Year1819 & 1921
Duration4 & 9 years
Cost£800,000 (£90.7m today)
Build a bridge across the River Thames to relieve traffic on existing bridges nearby
Southwark Bridge is a steel arch bridge that connects the district of Southwark and the City of London across the River Thames.
There have actually been two Southwark Bridges on the site. The current Southwark Bridge has been in place since 1921. It was designed by Sir Ernest George and Sir Basil Mott.
It replaced a cast iron bridge designed by John Rennie that was opened in 1819 and demolished around the time of World War 1.
Building on the current version of the bridge began in 1912, but it wasn’t opened to traffic until 6 June 1921, because of the war.
Rennie’s bridge was known as Queen Street Bridge.
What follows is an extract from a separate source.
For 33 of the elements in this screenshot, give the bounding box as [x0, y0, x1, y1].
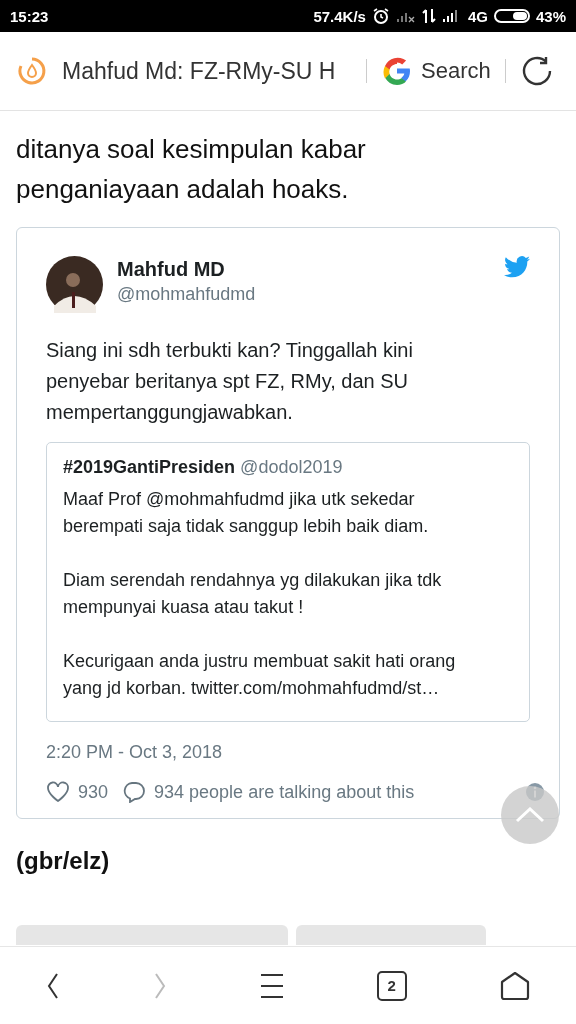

It was replaced because at 12.8m wide, it was too narrow to cope with the growing amount of traffic.
However, it was noticeable for its cast iron. There was 6,000 tons of cast iron – from Rotherham - in the bridge.
The centre span of the old Southwark Bridge was said to be the widest cast iron span ever built, at 240ft (73m) wide. A span is the distance between two supports for a bridge.
The current wider, and stronger, bridge is 243.8m long and 16.8m wide.
It measures 216m between abutments. An abutment is a structure that’s built to support the lateral pressure of an arch, for example, the ends of a bridge.
It has five steel arches – so five spans - supported by four granite stone river piers.
The two spans on either shore are about 45m long, while the three middle spans measure 73m in total.
It was designed to have five spans so that the piers lined up with those of Blackfriars Bridge and London Bridge, to make it easier for river traffic to travel through.
The bridge was given Grade II listed status in 1995.
Did you know …
Southwark Bridge has appeared in many films, including the 2007 film Harry Potter and the Order of the Phoenix.
The Rennie bridge was also known as the Iron Bridge (compared to London Bridge being the Stone Bridge) and is mentioned by Charles Dickens in Our Mutual Friend and Little Dorrit.
The original bridge had a one penny toll. The toll was in place until 1864.
The current bridge was restored as part of a £2.5m, three-year project, and its refreshed look was unveiled in June 2009.
More than 1,000 tonnes of expandable abrasive was used to blast the bridge back to its bare metal framework. It was then repainted in its original bright green and yellow, using 13,000 litres of paint.
Difference the project has made
Southwark Bridge was built to provide another crossing over the River Thames, to relieve increasingly heavy traffic congestion on the nearby Blackfriars and London bridges.
How the work was done
Sir Basil Mott, past ICE President, was the engineer and architect Sir Ernest George designed the piers and turrets of the Southwark Bridge that stands today.
It has five steel arches, supported by four granite piers.
It replaced a three-arch, cast iron bridge with two piers on the same site.
To build on the same site and keep traffic moving over and under the bridge, two temporary bridges were built across the river on each side of the permanent structure.
As well as allowing people to continue crossing over the river on foot, the temporary bridges carried electric cables and gas mains.
They also supported cranes that were used to demolish the old Southwark bridge and build the new one.
The stonework in the old piers were recycled in the new ones.
However, the old foundations were entirely removed down to the top of the beech piling that they were resting on. Pilings are heavy posts put into a riverbed to support the foundations of a bridge. The original piling was left alone.
The foundations of the new piers were constructed with the use of steel caissons on the piling.
A caisson is a watertight structure that allows work to be done on the foundations of a bridge, by allowing water to be pumped out. This keeps the work area dry.
Once the foundations for the four piers was built, they rested on the steel caissons, which were filled with concrete.
Southwark Bridge’s five arches each have seven steel arches layered underneath. They’re attached by metal fixtures to make sure the bridge doesn’t bend.
People who made it happen
- Contractors: William John Joliffe and Sir Edward Bank provided foundations and masonry. Joshua Walker & Co. of Rotherham provided the iron arches.
- Designer: John Rennie.
- Owner: Bridge House Estates Committee of the Corporation of London.
- Contractor: Sir William Arrol & Co.
- Designers: Sir Ernest George (architect) and Sir Basil Mott (engineer and ICE Past President 1924).